Tom Mann September 1914
Source: “Latest News From South Africa” by Tom Mann, International Socialist Journal (United States) September 1914, Vol. XV no.3, pp.159-160;
Transcribed: by Ted Crawford.
Readers of THE REVIEW may be interested in learning what developments are taking place in South Africa following upon the wholesale imprisonments and the deportations of January last. It will be in the minds of regular readers that in July of 1913 an industrial crisis arose which resulted in favor of the men. Representatives of the Government at that time, particularly Generals Botha and Smuts, entered into undertakings with delegates of the unions which resulted in a stoppage of hostilities. Subsequent events have once more demonstrated the foolishness of relying upon statesmen. Immediately work was resumed, not only did those gentlemen ignore all the apparently sacred promises and pledges they had given, but they immediately proceeded to prepare the military forces at their disposal and to bring others into existence, and as soon as ready these Cabinet Ministers proceeded to provoke the men to the point of active retaliation.
The railways are state owned, and the railway men were amongst those who had very serious grievances which they desired rectified. Many railway men average about fourteen shillings a day (two dollars), whilst thousands of railway men — white men at that — do not receive more than one dollar a day for full pay, and the purchasing power of money here is less than in the U.S.A.
As a result of the very deliberate maneuvering of the railway departmental administration, it reached the stage when a section of the men determined to resist, and they struck before others could be communicated with. Martial law was declared, shooting, killing, imprisonments and deportings took place.
When I arrived in South Africa at the end of March I found that the unions had suffered seriously as the result of what they had passed through, for, concurrently with the direction of forces of the government hostile to the workers — particularly the trade unionists — almost every group of employers instructed their managers to institute a policy of victimization. Many hundreds of men were refused work at the mines. Miners, engineers, general workers, whoever had been known to be identified with the unions, were not only refused work, but were blacklisted as well. The railway department issued a list of five hundred and sixty men who are not to be re-employed. This policy, on top of the imprisonment of the most capable of the men, naturally disheartened many, but the militants were more militant still, and are so at this hour, and they are saddled with the heavy work of reorganizing the union forces. The Defense Force, which the political Labor Party had helped to bring into existence, was the chief agency used against the men.
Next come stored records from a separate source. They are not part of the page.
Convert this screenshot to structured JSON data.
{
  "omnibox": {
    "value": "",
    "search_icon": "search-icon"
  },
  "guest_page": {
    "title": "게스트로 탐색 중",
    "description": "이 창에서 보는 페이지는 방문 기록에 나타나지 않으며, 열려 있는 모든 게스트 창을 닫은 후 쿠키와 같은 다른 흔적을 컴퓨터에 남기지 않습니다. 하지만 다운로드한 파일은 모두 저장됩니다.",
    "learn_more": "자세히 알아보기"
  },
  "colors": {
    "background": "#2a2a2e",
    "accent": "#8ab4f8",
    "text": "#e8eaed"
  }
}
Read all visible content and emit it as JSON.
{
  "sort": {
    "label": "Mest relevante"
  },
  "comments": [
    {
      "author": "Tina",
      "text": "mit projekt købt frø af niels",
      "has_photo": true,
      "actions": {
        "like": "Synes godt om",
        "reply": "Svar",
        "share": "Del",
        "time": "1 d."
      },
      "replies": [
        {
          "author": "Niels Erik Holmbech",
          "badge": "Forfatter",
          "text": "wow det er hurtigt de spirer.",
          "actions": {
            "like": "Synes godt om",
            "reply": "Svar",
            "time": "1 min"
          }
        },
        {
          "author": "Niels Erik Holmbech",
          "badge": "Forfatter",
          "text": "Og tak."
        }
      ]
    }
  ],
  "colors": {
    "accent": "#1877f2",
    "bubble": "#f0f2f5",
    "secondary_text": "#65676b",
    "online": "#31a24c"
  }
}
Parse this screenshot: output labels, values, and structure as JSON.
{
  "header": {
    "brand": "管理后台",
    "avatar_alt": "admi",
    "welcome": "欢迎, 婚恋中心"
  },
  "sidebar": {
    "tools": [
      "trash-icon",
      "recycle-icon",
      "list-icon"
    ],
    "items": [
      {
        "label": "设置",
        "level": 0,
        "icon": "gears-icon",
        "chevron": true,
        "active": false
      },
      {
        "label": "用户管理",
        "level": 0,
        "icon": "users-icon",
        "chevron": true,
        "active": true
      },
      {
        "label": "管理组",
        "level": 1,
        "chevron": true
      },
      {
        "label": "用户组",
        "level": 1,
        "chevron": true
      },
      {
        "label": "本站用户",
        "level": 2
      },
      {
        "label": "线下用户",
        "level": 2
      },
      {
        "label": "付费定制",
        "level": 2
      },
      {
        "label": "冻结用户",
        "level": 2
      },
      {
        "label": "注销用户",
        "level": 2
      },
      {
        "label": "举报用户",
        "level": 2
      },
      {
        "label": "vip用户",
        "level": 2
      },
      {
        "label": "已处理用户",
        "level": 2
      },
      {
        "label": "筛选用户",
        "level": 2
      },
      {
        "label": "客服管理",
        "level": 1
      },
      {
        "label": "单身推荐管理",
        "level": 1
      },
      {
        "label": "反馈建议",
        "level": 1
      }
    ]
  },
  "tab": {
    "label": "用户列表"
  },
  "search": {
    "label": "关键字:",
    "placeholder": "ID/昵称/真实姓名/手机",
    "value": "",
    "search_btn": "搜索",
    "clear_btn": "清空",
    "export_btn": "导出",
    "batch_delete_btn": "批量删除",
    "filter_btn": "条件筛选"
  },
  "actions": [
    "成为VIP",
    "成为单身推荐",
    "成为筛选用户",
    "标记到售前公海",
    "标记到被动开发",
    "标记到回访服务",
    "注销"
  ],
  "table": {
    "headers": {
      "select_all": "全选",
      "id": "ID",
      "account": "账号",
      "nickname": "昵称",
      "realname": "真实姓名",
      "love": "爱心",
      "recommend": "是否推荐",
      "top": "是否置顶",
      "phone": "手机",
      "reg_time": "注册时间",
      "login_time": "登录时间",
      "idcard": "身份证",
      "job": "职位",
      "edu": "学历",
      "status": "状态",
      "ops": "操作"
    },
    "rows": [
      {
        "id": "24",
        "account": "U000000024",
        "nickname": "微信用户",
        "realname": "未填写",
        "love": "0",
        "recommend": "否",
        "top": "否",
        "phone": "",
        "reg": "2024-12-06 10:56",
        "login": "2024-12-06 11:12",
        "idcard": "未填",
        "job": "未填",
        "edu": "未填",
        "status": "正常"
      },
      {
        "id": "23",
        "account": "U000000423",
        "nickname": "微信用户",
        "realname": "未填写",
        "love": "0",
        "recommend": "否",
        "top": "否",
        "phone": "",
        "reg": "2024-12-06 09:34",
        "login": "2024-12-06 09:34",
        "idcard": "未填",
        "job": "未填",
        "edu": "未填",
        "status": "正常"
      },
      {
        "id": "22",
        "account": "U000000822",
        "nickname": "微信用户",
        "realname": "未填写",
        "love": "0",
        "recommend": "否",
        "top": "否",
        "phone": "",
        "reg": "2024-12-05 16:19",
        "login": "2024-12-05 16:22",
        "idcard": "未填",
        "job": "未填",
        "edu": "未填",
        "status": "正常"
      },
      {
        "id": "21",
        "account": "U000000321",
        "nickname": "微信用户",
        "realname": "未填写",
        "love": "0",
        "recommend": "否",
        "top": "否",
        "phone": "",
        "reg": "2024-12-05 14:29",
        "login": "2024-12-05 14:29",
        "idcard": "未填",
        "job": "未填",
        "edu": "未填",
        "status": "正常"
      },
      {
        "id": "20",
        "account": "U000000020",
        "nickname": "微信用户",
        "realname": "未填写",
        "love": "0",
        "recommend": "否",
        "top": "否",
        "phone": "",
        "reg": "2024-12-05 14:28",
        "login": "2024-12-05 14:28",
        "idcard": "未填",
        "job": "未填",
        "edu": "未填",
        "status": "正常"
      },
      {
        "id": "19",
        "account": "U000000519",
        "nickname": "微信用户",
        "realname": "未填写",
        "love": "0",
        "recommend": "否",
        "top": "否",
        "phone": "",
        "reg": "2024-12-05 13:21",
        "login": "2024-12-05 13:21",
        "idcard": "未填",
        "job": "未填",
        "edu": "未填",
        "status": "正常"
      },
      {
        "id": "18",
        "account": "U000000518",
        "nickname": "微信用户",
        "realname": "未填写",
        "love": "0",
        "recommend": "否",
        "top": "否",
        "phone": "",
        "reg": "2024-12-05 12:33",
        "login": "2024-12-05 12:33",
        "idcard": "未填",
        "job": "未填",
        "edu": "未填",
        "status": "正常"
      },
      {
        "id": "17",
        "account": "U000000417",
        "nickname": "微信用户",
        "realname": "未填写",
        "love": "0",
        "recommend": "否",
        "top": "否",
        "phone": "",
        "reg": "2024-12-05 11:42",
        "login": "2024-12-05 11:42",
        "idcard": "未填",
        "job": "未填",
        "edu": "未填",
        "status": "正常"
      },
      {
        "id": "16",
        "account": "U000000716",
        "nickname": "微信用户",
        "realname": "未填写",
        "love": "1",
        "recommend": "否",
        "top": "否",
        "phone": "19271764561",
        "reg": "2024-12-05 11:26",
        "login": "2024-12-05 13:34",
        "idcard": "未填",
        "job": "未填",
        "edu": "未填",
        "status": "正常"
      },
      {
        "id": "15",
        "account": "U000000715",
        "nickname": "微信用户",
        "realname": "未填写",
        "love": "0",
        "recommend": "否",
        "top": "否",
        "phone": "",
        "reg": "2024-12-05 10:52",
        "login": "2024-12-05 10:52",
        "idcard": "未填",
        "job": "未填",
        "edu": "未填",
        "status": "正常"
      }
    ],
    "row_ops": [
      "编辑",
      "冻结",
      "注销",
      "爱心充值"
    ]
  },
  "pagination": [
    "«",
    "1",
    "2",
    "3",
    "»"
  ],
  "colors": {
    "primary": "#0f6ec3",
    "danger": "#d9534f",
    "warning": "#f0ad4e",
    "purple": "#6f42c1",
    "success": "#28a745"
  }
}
Had real working class solidarity been a fact, neither this force nor any other could have interfered with the success of the men. But real solidarity was not within the mental compass of any but the merest handful, as, for instance, the 15,000 men of all grades and colors in Cape Town. There has never been more than 2,500 organized, and those have never had any organized relationship with other districts except in cases where the union itself covered a larger area. The same is true of Durban in Natal. I have found the greatest contrasts here. Never in my somewhat lengthy experience have I found men more callous and in some instances more cowardly, whilst the militant few are splendidly courageous.
I have had excellent meetings in every district of a public character. It is when I get down to the actual meeting for organizing that I reach bed rock and find obstacles in the way. However, I am glad to say as regards the railway men that there is now a healthy upward tendency for reorganization and in spite of heaps of difficulties there will soon be a powerful body of well organized railway men and harbor workers.
Internationalism has received a fillip. The British and Australian organized railway workers have not only sent messages of good will but have also sent substantial sums of money to enable the rail, way here to solidify their forces.
It is hoped that in a few weeks the deportees will return on the invitation of the organized workers here who, meantime, are relating themselves with their comrades in Europe to prepare for future action.
Not only is reorganization of the unions receiving special attention, but efforts at co-operation are also being made. Thus in Pretoria and several other places cooperative societies have been started and the organized bakers of Johannesburg are now about to launch a co-operative bakery as a preliminary to a reduction of hours and increase of pay to be demanded by them throughout the trade.
Some of the labor politicians have been somewhat scared by my propagandist efforts. They had been urging the workers to the view that everything could be obtained by the ballot, and some of them had never belonged to a trade union. Finding this was a hindrance to political advance, they are now joining the unions, but their influence on the movement is harmful as they are really worshippers of the “state” and have no conception of the control of industry by the men directly engaged in industry.
I am encouraging the men to rely entirely upon themselves, to build up their industrial organizations so correctly that through them and by them they will themselves decide the conditions under which industry shall be run.
Allowance must be made for the large number of workers not of European origin. In British South Africa there are one and a quarter million of whites, almost the same number of colored, i.e., having some white in them, and nearly six millions of blacks. Still the colored men are showing a disposition and capacity to organize, and with increasing intelligence on the part of the whites, the solidarity on the part of all workers as a class becomes necessary and possible and will be achieved.